The cases of Mahmoud and Tujan demonstrate clearly how blasphemy laws are being used as pretext to silence public intellectuals and students from expressing their opinions or any constructive criticism.
We object fundamentally to the notion that “blasphemy” should be treated as a criminal offence, and we call on Somalia to offer protection to Professor Mahmoud and on Jordan to guarantee the safety of the 17 year-old student and to drop the blasphemy charges against her.
مجلس حقوق الإنسان التابع للأمم المتحدة ، الدورة 43 (24 فبراير – 20 مارس 2020)
المناقشة العامة البند 4
“قتل هذا المرتد أمر سيء له في هذه الدنيا، لكنه سيستفيد منه في الحياة الأخرة”

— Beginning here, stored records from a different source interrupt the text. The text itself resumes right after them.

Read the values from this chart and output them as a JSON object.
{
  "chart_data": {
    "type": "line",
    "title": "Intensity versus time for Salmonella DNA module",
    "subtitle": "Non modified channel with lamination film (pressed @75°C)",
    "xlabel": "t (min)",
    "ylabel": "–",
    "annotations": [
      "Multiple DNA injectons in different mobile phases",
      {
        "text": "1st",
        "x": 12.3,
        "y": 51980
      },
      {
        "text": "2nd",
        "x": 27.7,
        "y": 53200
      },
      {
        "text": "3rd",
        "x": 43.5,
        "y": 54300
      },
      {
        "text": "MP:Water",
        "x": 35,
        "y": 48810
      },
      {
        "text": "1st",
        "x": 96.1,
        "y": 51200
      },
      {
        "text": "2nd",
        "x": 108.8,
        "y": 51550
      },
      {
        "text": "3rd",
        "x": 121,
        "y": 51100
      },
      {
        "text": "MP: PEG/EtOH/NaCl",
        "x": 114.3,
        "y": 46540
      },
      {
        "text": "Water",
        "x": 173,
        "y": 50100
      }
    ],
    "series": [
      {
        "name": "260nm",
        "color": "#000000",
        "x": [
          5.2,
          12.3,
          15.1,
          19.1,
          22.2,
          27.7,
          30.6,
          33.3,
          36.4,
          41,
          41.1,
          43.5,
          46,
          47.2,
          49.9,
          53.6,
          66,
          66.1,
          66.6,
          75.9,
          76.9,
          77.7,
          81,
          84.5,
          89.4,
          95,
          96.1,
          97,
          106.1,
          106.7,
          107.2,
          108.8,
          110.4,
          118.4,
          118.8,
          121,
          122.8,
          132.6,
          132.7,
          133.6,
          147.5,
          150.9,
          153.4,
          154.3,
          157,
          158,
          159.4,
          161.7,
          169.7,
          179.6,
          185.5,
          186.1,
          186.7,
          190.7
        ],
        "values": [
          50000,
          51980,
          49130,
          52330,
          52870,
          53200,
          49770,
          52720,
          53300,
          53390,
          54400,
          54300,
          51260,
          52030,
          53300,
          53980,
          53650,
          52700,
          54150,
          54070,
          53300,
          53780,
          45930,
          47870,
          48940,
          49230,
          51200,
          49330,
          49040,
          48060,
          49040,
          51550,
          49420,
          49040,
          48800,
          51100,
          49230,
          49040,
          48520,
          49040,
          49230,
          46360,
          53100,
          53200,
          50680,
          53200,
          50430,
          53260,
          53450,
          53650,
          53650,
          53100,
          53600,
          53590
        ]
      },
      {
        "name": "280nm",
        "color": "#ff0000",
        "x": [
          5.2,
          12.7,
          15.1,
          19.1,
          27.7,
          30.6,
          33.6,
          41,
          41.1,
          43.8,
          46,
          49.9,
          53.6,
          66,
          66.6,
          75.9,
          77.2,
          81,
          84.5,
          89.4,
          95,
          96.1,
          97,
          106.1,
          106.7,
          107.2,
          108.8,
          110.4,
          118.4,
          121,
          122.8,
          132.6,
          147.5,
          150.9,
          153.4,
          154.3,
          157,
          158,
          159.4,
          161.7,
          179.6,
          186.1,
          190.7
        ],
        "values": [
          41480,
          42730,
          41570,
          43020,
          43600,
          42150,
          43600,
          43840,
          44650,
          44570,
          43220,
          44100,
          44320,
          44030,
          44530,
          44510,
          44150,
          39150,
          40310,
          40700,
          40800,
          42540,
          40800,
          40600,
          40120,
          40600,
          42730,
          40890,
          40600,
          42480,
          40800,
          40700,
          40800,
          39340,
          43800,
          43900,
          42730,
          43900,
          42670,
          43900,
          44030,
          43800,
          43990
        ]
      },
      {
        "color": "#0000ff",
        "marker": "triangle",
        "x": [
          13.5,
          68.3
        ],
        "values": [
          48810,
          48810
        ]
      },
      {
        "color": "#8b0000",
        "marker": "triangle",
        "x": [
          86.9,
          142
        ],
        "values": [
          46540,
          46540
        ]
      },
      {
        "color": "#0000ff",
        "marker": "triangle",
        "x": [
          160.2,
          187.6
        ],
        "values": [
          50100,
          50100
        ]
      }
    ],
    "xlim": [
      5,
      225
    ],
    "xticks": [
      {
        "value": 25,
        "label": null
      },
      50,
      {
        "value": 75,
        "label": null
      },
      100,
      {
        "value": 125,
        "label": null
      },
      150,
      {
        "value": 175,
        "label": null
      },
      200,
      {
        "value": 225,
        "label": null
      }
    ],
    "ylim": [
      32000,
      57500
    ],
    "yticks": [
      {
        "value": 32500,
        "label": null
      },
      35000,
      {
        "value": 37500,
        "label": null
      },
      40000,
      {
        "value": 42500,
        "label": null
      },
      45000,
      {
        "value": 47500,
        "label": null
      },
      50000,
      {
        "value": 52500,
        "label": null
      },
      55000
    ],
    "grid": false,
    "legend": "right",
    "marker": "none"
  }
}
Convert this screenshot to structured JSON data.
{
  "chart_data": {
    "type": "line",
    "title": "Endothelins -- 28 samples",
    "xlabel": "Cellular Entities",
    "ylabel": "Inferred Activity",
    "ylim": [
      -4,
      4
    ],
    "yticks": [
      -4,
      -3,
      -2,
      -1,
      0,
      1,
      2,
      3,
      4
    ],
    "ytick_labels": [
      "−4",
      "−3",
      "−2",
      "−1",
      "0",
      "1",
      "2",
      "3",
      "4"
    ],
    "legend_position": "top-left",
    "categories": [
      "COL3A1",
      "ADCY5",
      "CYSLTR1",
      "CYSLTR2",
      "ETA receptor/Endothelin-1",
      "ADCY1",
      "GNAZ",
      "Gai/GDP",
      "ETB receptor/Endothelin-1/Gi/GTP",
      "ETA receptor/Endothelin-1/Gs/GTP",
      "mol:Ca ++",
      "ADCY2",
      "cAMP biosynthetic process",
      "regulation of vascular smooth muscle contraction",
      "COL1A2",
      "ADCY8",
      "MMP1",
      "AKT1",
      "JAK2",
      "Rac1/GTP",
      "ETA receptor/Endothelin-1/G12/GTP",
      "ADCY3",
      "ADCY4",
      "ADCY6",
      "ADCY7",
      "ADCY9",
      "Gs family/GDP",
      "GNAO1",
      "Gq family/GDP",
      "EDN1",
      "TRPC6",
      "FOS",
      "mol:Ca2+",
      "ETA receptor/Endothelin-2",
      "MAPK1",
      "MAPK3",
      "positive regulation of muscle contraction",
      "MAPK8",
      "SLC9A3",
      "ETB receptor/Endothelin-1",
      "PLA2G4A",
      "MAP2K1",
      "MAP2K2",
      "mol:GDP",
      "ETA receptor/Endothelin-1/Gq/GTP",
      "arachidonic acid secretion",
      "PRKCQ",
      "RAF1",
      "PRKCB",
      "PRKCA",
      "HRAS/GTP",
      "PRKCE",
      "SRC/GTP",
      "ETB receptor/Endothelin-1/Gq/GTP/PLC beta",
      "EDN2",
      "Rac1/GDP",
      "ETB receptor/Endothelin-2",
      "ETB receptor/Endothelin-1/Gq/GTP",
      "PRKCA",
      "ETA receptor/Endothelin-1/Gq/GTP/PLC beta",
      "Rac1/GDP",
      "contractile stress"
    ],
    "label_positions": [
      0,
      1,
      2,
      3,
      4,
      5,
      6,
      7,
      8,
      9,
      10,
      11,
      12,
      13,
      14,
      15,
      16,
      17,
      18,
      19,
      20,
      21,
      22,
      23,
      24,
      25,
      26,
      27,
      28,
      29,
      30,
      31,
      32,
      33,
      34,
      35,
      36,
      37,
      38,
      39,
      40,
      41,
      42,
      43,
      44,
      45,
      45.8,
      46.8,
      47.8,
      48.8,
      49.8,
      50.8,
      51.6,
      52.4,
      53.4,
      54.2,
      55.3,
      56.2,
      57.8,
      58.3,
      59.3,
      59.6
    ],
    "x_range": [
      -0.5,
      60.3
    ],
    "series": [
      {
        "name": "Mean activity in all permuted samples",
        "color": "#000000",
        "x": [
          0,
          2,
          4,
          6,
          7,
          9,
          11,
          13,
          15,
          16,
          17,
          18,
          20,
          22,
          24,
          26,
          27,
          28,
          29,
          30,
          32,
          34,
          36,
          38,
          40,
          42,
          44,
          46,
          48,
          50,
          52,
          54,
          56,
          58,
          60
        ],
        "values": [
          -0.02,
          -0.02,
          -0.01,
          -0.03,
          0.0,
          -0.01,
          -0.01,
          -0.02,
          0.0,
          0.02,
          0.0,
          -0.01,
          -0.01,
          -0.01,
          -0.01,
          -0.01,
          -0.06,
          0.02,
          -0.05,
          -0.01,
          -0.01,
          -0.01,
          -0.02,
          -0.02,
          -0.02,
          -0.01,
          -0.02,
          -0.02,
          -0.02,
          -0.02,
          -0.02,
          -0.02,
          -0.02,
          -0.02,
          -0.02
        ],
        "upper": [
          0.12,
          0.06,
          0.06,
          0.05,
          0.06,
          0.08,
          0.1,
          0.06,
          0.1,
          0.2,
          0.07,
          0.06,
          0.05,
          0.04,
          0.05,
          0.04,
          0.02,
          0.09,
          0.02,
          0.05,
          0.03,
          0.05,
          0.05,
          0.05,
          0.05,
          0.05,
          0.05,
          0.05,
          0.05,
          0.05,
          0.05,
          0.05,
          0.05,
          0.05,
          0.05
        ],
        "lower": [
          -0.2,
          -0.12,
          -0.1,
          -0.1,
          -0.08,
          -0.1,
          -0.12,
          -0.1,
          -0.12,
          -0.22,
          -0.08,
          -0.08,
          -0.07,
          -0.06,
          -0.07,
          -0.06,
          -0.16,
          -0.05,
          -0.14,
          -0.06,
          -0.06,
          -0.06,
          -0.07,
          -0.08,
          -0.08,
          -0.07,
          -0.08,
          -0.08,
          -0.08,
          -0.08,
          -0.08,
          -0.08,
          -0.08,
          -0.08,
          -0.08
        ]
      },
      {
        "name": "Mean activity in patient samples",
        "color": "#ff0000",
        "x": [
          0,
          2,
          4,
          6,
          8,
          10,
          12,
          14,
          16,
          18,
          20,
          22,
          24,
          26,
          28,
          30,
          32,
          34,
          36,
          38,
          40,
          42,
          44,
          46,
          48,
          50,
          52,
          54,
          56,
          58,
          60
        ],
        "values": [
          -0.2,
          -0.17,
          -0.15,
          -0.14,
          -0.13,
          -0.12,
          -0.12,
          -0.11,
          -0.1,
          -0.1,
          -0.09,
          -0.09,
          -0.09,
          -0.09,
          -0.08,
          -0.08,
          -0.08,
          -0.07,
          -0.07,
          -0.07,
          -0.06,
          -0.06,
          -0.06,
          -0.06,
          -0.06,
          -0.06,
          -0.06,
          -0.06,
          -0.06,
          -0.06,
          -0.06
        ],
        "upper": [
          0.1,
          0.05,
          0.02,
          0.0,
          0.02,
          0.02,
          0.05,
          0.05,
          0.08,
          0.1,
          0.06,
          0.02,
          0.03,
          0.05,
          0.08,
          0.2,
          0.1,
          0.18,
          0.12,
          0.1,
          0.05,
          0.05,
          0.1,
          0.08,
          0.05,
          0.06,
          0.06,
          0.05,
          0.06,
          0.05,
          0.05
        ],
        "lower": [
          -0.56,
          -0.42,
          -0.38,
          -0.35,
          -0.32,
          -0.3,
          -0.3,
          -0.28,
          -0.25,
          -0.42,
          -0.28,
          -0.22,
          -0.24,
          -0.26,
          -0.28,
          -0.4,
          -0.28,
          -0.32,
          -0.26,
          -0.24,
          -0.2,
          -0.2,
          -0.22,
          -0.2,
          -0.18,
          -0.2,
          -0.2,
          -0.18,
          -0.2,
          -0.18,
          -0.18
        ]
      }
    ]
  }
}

هذا التحريض السريالي على القتل أعلنه إمام مشهور في الصومال ضد أستاذ الفلسفة محمود جامع أحمد.
الأستاذ محمود حكم عليه بالسجن لمدة عامين ونصف بتهمة ازدراء الإسلام، أما المدعي العام فقط اتهمه بالردة و طالب بإعدامه.
بعد 10 أشهر من الإعتقال، تم إطلاق سراح محمود بموجب عفو رئاسي، شريطة أن لا ينشر أي مقالات أو أن يزاول أي عمل جامعي لمدة خمس سنوات.
لكن نتسائل، ما الذي فعله هذا الأستاذ حتى يتم اتهامه بالردة ويطالب المدعي العام بإعدامه؟
ببساطة طرح الأستاذ السؤال البديهي والمشروع الآتي: “هل صلاة الإستسقاء استراتيجية ناجعة للتغلب على الجفاف؟”
و في قضية أخرى تتم هذه الأيام بالأردن محاكمة تلميذة تدعى تواجان البخيتي بتهمة إهانة المشاعر الدينية. توجان أصبحت تعيش حالة من الرعب مهددة من جهة بالاعتقال ومن جهة أخرى الاغتيال.
السيد الرئيس، إن قضيتا كل من الأستاذ محمود والتلميذة توجان توضحان بجلاء كيف أن قوانين التجديف تستخدم كذريعة من أجل إسكات المثقفين والطلاب.
لذلك نحن نعترض من جديد على اعتبار “التجديف” جرائم جنائية، وندعو الصومال إلى توفير الحماية للأستاذ كما نطالب دولة الأردن بضمان سلامة الطالبة ذات الربيع ال 17 وإسقاط تهم التجديف عنها.